Euro MPs reject radical CAP farm subsidy reforms
- Published
The European Parliament has rejected campaigners' demands to tie the majority of farm subsidies to protection of the environment.
It now looks inevitable that farmers will continue to receive most of their 58bn-euro (£50bn) annual subsidies for doing little more than owning land.
MEPs agreed that farmers should work for 30% of their payments by operating in a way that benefits wildlife.
But they delayed and watered down the changes proposed by the EU Commission.
Environmentalists were demanding that 10% of farmland should be secured for wildlife through subsidies. MEPs decided the figure should start at 3%, stepping gradually to 5% and maybe ultimately 7%.
Greens had mustered a big public campaign for radical reform. A poll, external from the Campaign for the Protection of Rural England suggested that 84% of people wanted farmers to protect wildlife and the countryside.
'Proper balance'
The chair of the parliament's agriculture committee, Paolo De Castro, said: "We have struck a proper balance between food security and improved environmental protection, so that the new EU farm policy can deliver even more public goods to EU citizens.
“But it also must be made less bureaucratic and fairer to farmers, not least to empower them to cope with crises."
The MEPs will now go into negotiation with the European Council and Commission over the future shape of subsidies.
Environmentalists are bitter overall at the parliament decision – but relieved that MEP turned down amendments weakening the Commission's plans for the so-called “greening” of the Common Agricultural Policy even further.
The MEPs rejected a proposal that farmers could be paid twice over for helping wildlife - a plan declared illegal by the Commission. They also agreed that farmers who break laws on, say, hormones or pollution, should lose some of their subsidies as a consequence.
Tobacco subsidised
Tycho Vandermaesen from the green group WWF said: “It is a relief that some of the more ridiculous proposals to undermine the greening have not been accepted. But overall this is a very weak package - this is very far from what the citizens of Europe have been demanding.”
The BirdLife campaigner Trees Robijns accused the MEPs of confusion and incoherence. “This is very, very disappointing.

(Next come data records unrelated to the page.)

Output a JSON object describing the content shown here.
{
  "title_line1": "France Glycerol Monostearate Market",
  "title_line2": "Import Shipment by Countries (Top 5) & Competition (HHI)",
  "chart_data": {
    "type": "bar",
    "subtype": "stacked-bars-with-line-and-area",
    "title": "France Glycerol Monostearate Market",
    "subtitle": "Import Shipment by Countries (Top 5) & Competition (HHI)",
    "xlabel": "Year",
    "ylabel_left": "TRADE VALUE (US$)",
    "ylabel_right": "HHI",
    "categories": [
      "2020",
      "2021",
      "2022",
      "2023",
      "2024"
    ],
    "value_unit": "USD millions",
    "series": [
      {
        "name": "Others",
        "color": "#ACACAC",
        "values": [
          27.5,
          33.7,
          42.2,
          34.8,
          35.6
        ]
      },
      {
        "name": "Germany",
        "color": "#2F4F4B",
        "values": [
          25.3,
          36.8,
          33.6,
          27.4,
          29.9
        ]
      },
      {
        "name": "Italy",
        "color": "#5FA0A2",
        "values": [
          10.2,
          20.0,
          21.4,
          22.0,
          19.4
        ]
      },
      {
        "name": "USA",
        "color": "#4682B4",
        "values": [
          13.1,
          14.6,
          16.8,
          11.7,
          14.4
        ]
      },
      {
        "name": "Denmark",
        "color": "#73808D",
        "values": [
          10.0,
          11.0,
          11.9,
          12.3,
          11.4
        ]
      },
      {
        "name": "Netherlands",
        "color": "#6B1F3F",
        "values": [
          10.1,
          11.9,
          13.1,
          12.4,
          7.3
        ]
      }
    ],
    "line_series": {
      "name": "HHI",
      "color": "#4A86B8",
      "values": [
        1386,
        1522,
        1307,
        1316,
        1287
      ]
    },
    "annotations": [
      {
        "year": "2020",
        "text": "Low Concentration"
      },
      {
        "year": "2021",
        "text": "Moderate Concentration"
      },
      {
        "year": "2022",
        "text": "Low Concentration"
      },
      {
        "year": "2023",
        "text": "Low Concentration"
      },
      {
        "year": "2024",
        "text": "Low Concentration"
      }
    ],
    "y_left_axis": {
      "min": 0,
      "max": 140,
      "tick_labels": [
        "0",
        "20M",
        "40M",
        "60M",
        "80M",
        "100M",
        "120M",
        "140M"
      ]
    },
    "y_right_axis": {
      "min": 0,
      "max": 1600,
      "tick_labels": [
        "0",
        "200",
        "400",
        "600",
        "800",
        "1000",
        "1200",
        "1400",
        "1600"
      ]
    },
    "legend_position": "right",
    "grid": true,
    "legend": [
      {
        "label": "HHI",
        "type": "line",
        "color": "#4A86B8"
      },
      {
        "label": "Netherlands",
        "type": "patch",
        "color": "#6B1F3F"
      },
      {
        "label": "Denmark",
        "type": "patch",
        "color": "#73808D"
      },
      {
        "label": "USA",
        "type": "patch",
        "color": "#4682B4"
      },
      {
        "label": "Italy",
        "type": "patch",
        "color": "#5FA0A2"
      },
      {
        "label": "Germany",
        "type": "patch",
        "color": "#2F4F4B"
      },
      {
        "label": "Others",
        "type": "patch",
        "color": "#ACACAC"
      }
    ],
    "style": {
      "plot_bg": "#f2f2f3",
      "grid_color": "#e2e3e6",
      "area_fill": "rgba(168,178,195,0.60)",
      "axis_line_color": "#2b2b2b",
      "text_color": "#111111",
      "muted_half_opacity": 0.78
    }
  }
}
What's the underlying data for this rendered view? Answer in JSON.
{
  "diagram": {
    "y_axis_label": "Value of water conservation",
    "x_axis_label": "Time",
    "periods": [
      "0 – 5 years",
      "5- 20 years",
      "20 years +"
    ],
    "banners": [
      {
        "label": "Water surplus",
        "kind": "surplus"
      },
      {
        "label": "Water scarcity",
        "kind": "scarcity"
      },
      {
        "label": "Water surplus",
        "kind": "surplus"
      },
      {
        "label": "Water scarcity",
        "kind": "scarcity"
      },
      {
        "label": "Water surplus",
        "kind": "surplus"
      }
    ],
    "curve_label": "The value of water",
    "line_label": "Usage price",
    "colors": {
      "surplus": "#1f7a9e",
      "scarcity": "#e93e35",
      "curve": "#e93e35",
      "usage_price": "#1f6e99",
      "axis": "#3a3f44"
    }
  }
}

Obviously it is not as completely awful as it might have been but this was supposed to be a radical reform of the CAP and we are not seeing that.”
She was angry that MEPs turned down an opportunity to oblige farmers to earn subsidy by obeying the existing Water Framework Directive and Birds and Habitats Directives.
“They also refused to offer much-needed protection for wetlands and carbon-rich soils,” she said. “MEPs continually refuse to support the most valuable and vulnerable farming systems in Europe. These high nature-value farming systems face a harsh choice between abandonment and intensification.”
The CAP costs each British taxpayer around £400 a year, according to the Taxpayers’ Alliance. Some of that cash will continue to subsidise tobacco farmers, following Wednesday’s vote - despite Europe-wide efforts to reduce smoking.
Parliament did agree that income from subsidies should not exceed 300,000 euros for any individual farm. But critics warn that farmers will simply split farms administratively, to gain their maximum subsidies.